Partout des livres, des centaines et des centaines de livres.
Alcôve hanté.
Enclos ouvert.
Escalier.
Les chiens sont là, fidèles compagnons conversant jours et nuits avec Nietzsche, Lorca et Michaux.
Armand me serre dans ses bras.
Il fait sombre dans la pièce. Lueurs chaudes et ténébreuses.
Seuls nos yeux percent l’obscurité.
Deux chaises et son bureau.
Des mots.
Des bouts de textes, des chants, des échos.
Des mots.
On parlera jusqu’à tard.
Jusqu’à ne plus savoir.
Tout part d’une chute.
La bouche ouverte, la plaie béante.
L’Ecriture est ventre.
Morsure.
L’Ecriture est geste.
Chair.
Sève, sang, couleurs.
L’Ecriture est fleuve.
L’Ecriture est le Grand Fleuve.
Ecrire la nuit.
La nuit d’Auguste Blanqui ou celle de Rosa Luxembourg.
Celle d’hier et d’aujourd’hui.
La nôtre.
L’Ecriture. Le Fleuve.
Sur la peau craquelée de l’eau, le cri rampant des âmes remonte, glisse et se tord.
Le chant des insurgés.
Eclosion interne. Sous nos peaux.
Dans les chairs, dans les sangs.
Nos veines sont toutes les vies du monde.
Le flot est un sanctuaire d’eaux mystérieuses et vivantes.
Plonger dans l’encre brûlante et délicieuse.
Plonger et se noyer dans le sang bleu de l’humaine race quand elle cherche à s’envoler ou à se pendre.

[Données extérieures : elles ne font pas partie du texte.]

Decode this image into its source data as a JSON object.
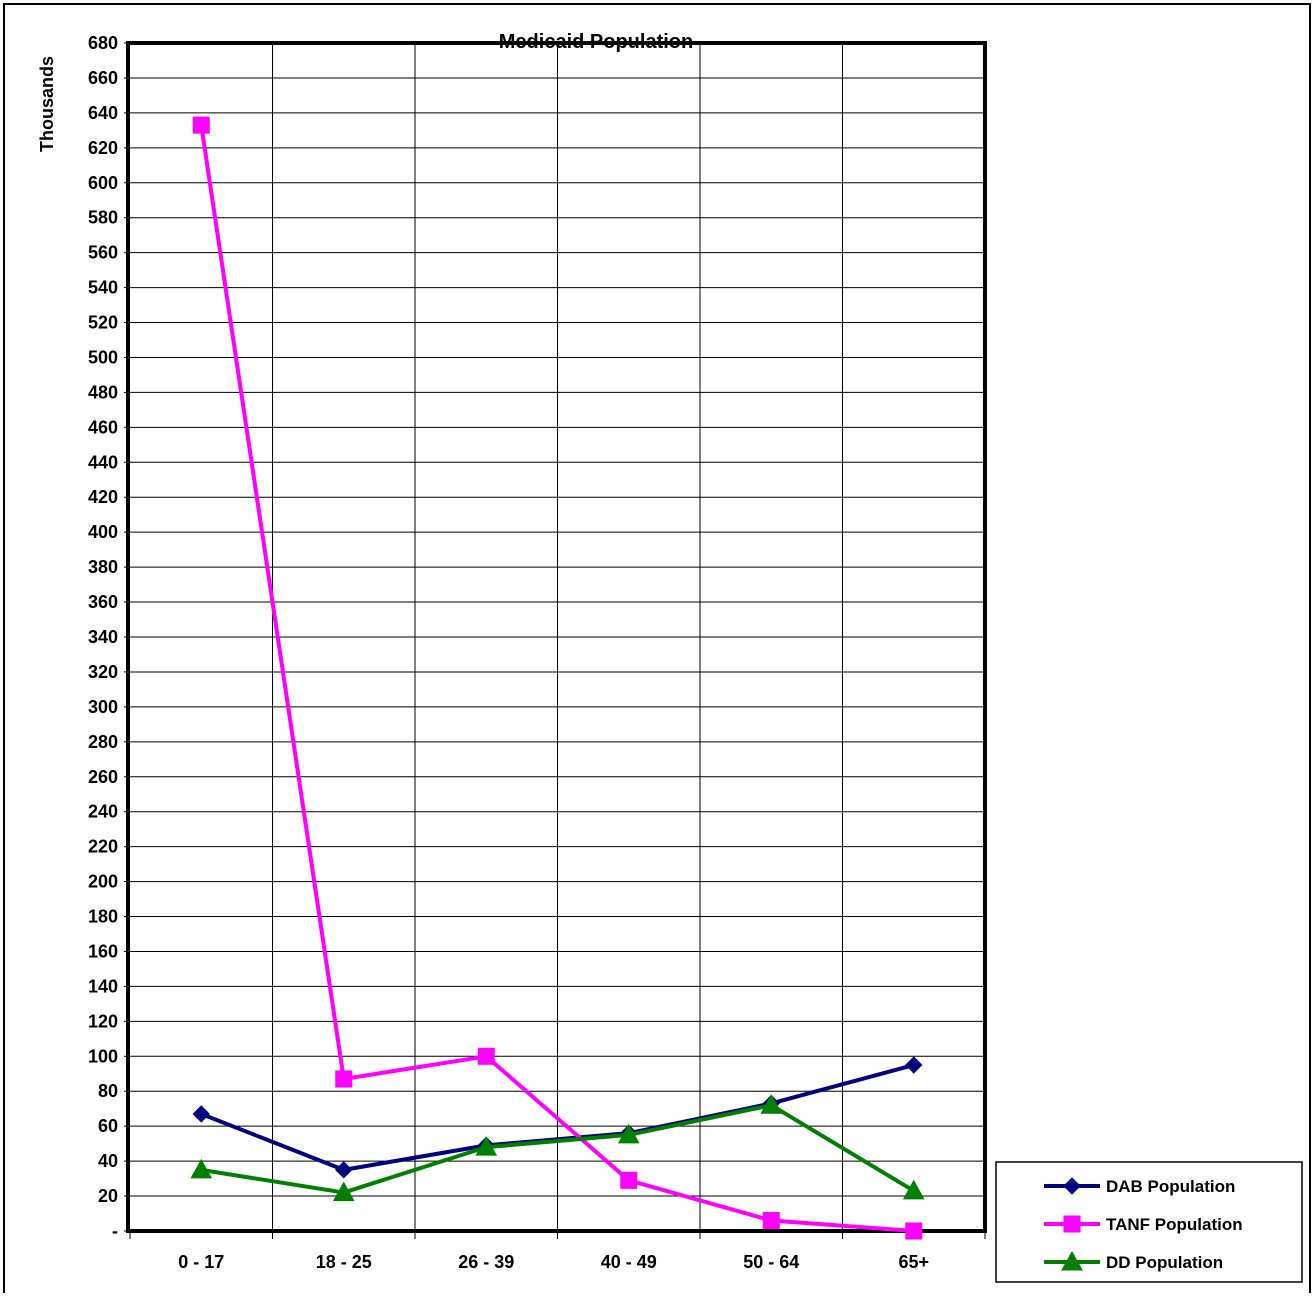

Lecture furtive du ciel qui résonne aux sillons de nos fibres.
C’est demain déjà.
On enregistre quelques lectures.
Un micro sur le bureau, au milieu des textes éparpillés.
Gatti se lève, la puissance de sa voix.
Brillance éternelle et fragile d’une survie perçant le gras magma qu’on nous enfonce chaque jour par tous les trous.
L’Injure cathodique et hertzienne ou l’histoire de l’Ecriture pendue à la corde de ceux qui ne goûtent pas le fruit mais le vendent.
Savoir qu’on nous tient.
Que tout ce qu’on nous vend a pour but de nous maintenir les poings liés et la gueule fermée.
Que pendant qu’on rêve à l’objet, on ne pense pas.
Que lorsqu’on gave les esprits de graisses culturelles, on cimente l’obésité des consciences et enferme leur mouvement dans un carcan de soumission.
L’Ecriture est combat.
Combat pour une prise de conscience.
Combat pour réapprendre à voir, entendre, respirer.
Chaque création artistique doit viser l’explosion.
Chaque spectacle doit être une guerre ouverte contre l’institution.
Le beau n’est qu’un caprice de pucelle.
Le bien n’est qu’un furoncle judéo-chrétien.
L’Ecriture ne vaut que si elle est mise à feu de tout système.
Maison de l’Arbre.
Encore et toujours.
Maison de l’Arbre car
« Il existe des arbres cosmiques
Qui s’interrogent.
Des arbres qui se nourrissent
Autant des racines
Que de la cime.
Des arbres qui plongent dans l’univers
Et qui relient les entrailles à la lumière.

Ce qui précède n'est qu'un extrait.